Which option do you think is the most practical and feasible?
At the moment in Leicester, the highest incidence is around Evington, Highfields area. In the east of Leicester, where the outbreak seems to be congregated, up to two-thirds of residents are BAME. The population is served by a handful of general practices which are over-burdened. Healthcare hubs and covid-specific hot hubs are too few, over-filled with appointments with a handful of clinicians or nurse practitioners and people are avoiding Leicester Royal Infirmary because of stigma/fear. They need more resources. A significant amount of that population lives in crowded multi-generational households and have businesses etc on Green Lane that make social distancing impossible.
There is a staggering amount of ignorance regarding covid in that population due to language barrier mainly so comms should be improved by collaborating with radio stations, south asian/Indian TV channels, local community or religious leaders.
Mass testing in hot spots needs to deployed too if the capacity is there, as the WHO said test, test, test. You've got vulnerable people who live with bored, deprived young adults who are in the lower socioeconomic class and intermingle with each other there freely and I think are a huge driver for transmission.
I think what we need to do if we are locking people down is extend financial assistance schemes to those eligible as much as possible as it is an already hard hit deprived area but understand that the wider areas of Leicestershire like Loughborough, Market Harborough are not the problem and implementing lockdown I'm not sure makes much sense but sure travel could be restricted and could look at areas where there could be mass gatherings like certain shopping areas for continued closure.
Test and trace aggressively in hot spots, even consider extending asymptomatic or regular/sequential testing in hot spot neighbourhoods.
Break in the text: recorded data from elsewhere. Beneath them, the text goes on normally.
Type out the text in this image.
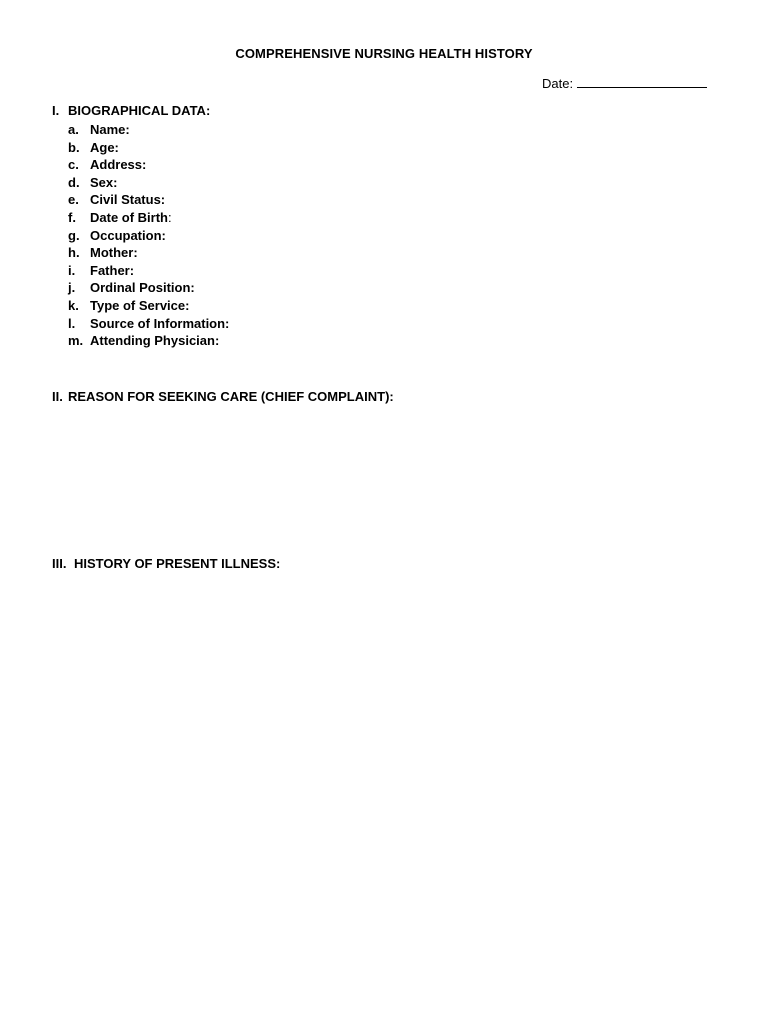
COMPREHENSIVE NURSING HEALTH HISTORY
Date:
I. BIOGRAPHICAL DATA:
a. Name:
b. Age:
c. Address:
d. Sex:
e. Civil Status:
f. Date of Birth:
g. Occupation:
h. Mother:
i. Father:
j. Ordinal Position:
k. Type of Service:
l. Source of Information:
m. Attending Physician:
II. REASON FOR SEEKING CARE (CHIEF COMPLAINT):
III. HISTORY OF PRESENT ILLNESS:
People won't travel to Birstall to get tested, its miles away and home kits can be a ball-ache to source especially if English isn't your first language and you're not tech savvy. We could consider increasing accessibility to home kits to those vulnerable and unable to travel for a variety of reasons.
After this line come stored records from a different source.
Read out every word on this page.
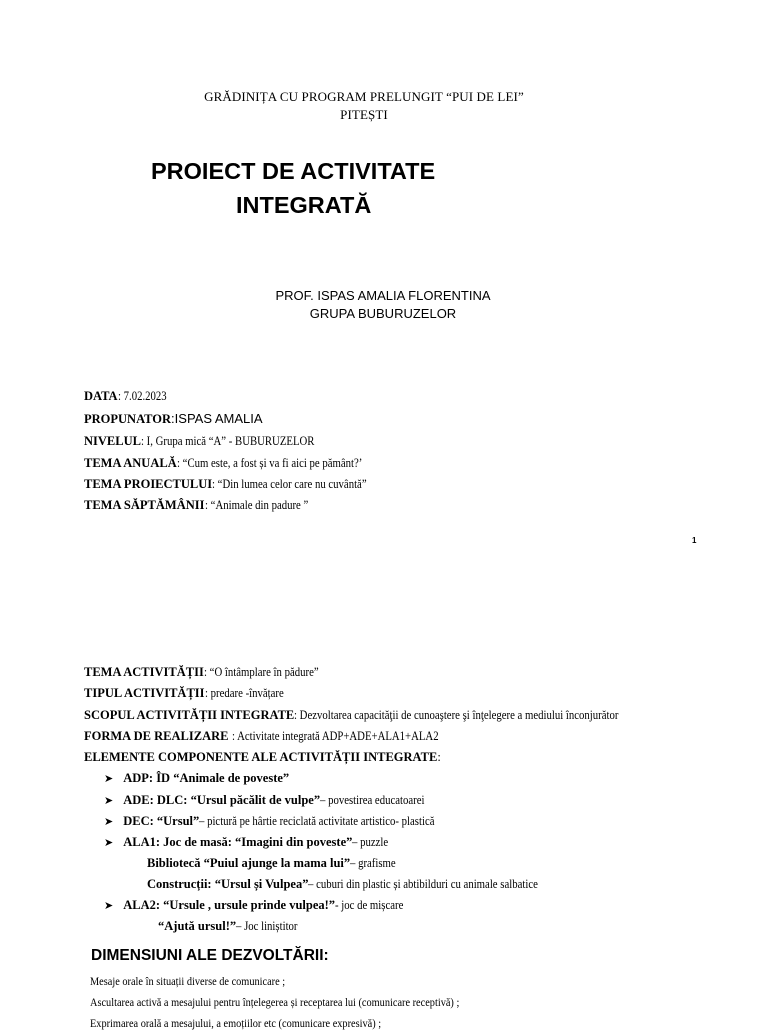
GRĂDINIȚA CU PROGRAM PRELUNGIT “PUI DE LEI”
PITEȘTI
PROIECT DE ACTIVITATE
INTEGRATĂ
PROF. ISPAS AMALIA FLORENTINA
GRUPA BUBURUZELOR
DATA: 7.02.2023
PROPUNATOR:ISPAS AMALIA
NIVELUL: I, Grupa mică “A” - BUBURUZELOR
TEMA ANUALĂ: “Cum este, a fost și va fi aici pe pământ?’
TEMA PROIECTULUI: “Din lumea celor care nu cuvântă”
TEMA SĂPTĂMÂNII: “Animale din padure ”
1
TEMA ACTIVITĂȚII: “O întâmplare în pădure”
TIPUL ACTIVITĂȚII: predare -învățare
SCOPUL ACTIVITĂȚII INTEGRATE: Dezvoltarea capacităţii de cunoaştere şi înţelegere a mediului înconjurător
FORMA DE REALIZARE : Activitate integrată ADP+ADE+ALA1+ALA2
ELEMENTE COMPONENTE ALE ACTIVITĂȚII INTEGRATE:
➤ ADP: ÎD “Animale de poveste”
➤ ADE: DLC: “Ursul păcălit de vulpe”– povestirea educatoarei
➤ DEC: “Ursul”– pictură pe hârtie reciclată activitate artistico- plastică
➤ ALA1: Joc de masă: “Imagini din poveste”– puzzle
Bibliotecă “Puiul ajunge la mama lui”– grafisme
Construcții: “Ursul și Vulpea”– cuburi din plastic și abtibilduri cu animale salbatice
➤ ALA2: “Ursule , ursule prinde vulpea!”- joc de mișcare
“Ajută ursul!”– Joc liniștitor
DIMENSIUNI ALE DEZVOLTĂRII:
Mesaje orale în situații diverse de comunicare ;
Ascultarea activă a mesajului pentru înțelegerea și receptarea lui (comunicare receptivă) ;
Exprimarea orală a mesajului, a emoțiilor etc (comunicare expresivă) ;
There's three mobile testing sites in the city, in Evington, Spinney Hill Park and Victoria Park, we need to free up their capacity and encourage their use more widely.
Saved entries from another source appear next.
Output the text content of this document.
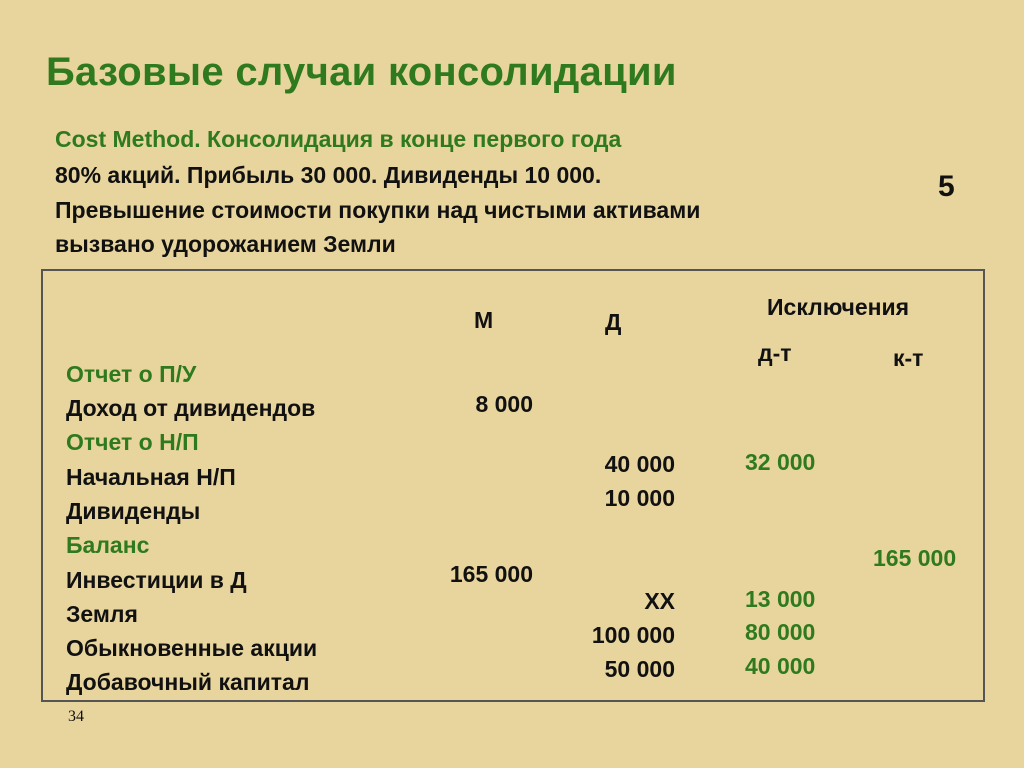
Базовые случаи консолидации
Cost Method. Консолидация в конце первого года
80% акций. Прибыль 30 000. Дивиденды 10 000.
Превышение стоимости покупки над чистыми активами
вызвано удорожанием Земли
5
М	Д
Исключения
д-т	к-т
Отчет о П/У
Доход от дивидендов
Отчет о Н/П
Начальная Н/П
Дивиденды
Баланс
Инвестиции в Д
Земля
Обыкновенные акции
Добавочный капитал
8 000
165 000
40 000
10 000
XX
100 000
50 000
32 000
13 000
80 000
40 000
165 000
34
I don't see any lateral thinking that is population-specific or considers local factors with regards to infection control by the government. If they think they can simply control this thing by local lockdown like it was last couple of months without any oversight, then it won't work. I hear of people though pretty much doing what they want any way and that area doesn't have enough community officers etc to enforce anything so you have to think of other ways.